System C has completed the national rollout of BadgerNet Maternity across all seven NHS Health Boards in Wales. This is the first time any UK nation has unified its maternity care under a single digital record and patient-facing app.
With approximately 26,000 babies born annually in Wales, BadgerNet connects maternity information across organisational boundaries in the country.
Expectant parents can access their records, maternity appointments and key updates digitally through a single app, wherever they receive care while clinicians have secure access to the right information at the point of care.
The national three-year agreement across all Heath Boards replaces a patchwork of separate local systems and eliminates the need for paper hand-held notes.
Anthony Tracey is director of digital at Hywel Dda University Health Board, the final of the Welsh Health Boards to go live with BadgerNet.
He said: “The rollout of BadgerNet across Wales is a vitally important step forward in modernising our maternity services and providing a consistent service across the country.
“By giving expectant parents direct access to their information and enabling clinicians to share data more effectively, we are strengthening safety, transparency and consistency in maternity care nationwide.”

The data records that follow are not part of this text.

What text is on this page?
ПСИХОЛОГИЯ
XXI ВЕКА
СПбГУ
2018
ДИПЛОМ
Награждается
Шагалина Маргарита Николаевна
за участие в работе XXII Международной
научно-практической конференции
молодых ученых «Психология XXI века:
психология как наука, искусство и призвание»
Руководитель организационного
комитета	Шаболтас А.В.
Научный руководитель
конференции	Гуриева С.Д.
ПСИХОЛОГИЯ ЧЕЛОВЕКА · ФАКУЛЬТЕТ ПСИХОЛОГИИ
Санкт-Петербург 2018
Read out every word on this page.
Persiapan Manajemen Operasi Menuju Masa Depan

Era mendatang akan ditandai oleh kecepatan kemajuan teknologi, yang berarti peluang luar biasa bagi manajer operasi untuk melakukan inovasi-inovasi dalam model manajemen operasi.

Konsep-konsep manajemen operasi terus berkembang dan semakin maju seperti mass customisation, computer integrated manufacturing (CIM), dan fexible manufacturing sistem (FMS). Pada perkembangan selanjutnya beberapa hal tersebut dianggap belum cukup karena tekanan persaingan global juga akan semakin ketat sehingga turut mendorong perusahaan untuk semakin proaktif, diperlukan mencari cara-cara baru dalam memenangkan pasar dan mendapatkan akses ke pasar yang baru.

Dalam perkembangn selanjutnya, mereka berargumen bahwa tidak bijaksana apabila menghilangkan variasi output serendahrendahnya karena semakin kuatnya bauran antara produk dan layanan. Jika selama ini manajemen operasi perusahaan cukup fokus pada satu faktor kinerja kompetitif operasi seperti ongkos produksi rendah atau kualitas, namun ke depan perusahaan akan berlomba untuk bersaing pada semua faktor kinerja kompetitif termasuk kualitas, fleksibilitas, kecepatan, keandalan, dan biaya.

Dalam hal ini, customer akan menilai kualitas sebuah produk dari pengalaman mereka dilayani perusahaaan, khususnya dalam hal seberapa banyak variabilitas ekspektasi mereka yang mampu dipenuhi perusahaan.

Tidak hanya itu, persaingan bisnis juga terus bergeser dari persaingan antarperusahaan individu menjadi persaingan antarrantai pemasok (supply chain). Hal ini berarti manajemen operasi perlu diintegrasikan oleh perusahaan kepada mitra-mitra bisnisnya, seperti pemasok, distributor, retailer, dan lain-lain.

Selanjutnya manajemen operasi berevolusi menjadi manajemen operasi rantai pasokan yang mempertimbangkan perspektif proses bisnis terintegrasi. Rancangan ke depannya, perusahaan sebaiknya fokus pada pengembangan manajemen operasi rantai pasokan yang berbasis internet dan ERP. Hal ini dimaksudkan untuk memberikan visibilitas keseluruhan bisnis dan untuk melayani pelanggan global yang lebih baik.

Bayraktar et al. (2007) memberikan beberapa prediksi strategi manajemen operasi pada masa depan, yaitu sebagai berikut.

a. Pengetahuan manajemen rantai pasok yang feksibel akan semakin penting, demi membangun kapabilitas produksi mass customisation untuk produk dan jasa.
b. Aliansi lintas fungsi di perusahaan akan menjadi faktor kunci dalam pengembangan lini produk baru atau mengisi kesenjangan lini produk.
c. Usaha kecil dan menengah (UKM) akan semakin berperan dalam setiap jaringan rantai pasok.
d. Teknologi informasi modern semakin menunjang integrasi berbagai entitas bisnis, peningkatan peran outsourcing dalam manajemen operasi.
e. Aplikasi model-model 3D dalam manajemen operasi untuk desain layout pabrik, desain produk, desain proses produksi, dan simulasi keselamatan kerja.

For expectant parents, the single digital maternity record transforms how they engage with their care.
Instead of carrying paper notes and repeating information at every appointment, parents can access key details, appointments and updates digitally, supporting more informed conversations and shared decision-making.
The result is greater transparency, fewer administrative frustrations and a more joined-up experience throughout pregnancy and into the postnatal period, regardless of which health board they fall under.
For clinicians and Health Boards, the joined-up approach reduces duplication and streamlines handovers across teams and sites. Information is digitally captured once and made available securely wherever it is needed, helping to minimise errors, reduce time spent tracking down notes and support more efficient multidisciplinary working.
At a national level, linking maternity data across Wales creates a foundation for safer, more consistent care.
Aggregated, standardised information enables earlier identification of trends and variation, supports evidence-based policy decisions and enhances long-term service planning.
With a comprehensive view of maternity activity and outcomes across the country, Wales is now better positioned to raise standards for parents, babies and families.
Guy Lucchi, managing director of healthcare at System C, added: “Delivering a truly national approach across all seven Health Boards is a significant achievement for Wales.
“One shared system means information flows with the patient, not the organisation.
“That reduces duplication, supports earlier identification of risk and frees up valuable clinical time.
“Crucially, linking maternity data at a national level provides powerful insight to drive improvement. Health Boards can benchmark, plan services with greater confidence and ensure resources are targeted where they are needed most, while expectant parents benefit from clearer communication and a more connected experience of care.”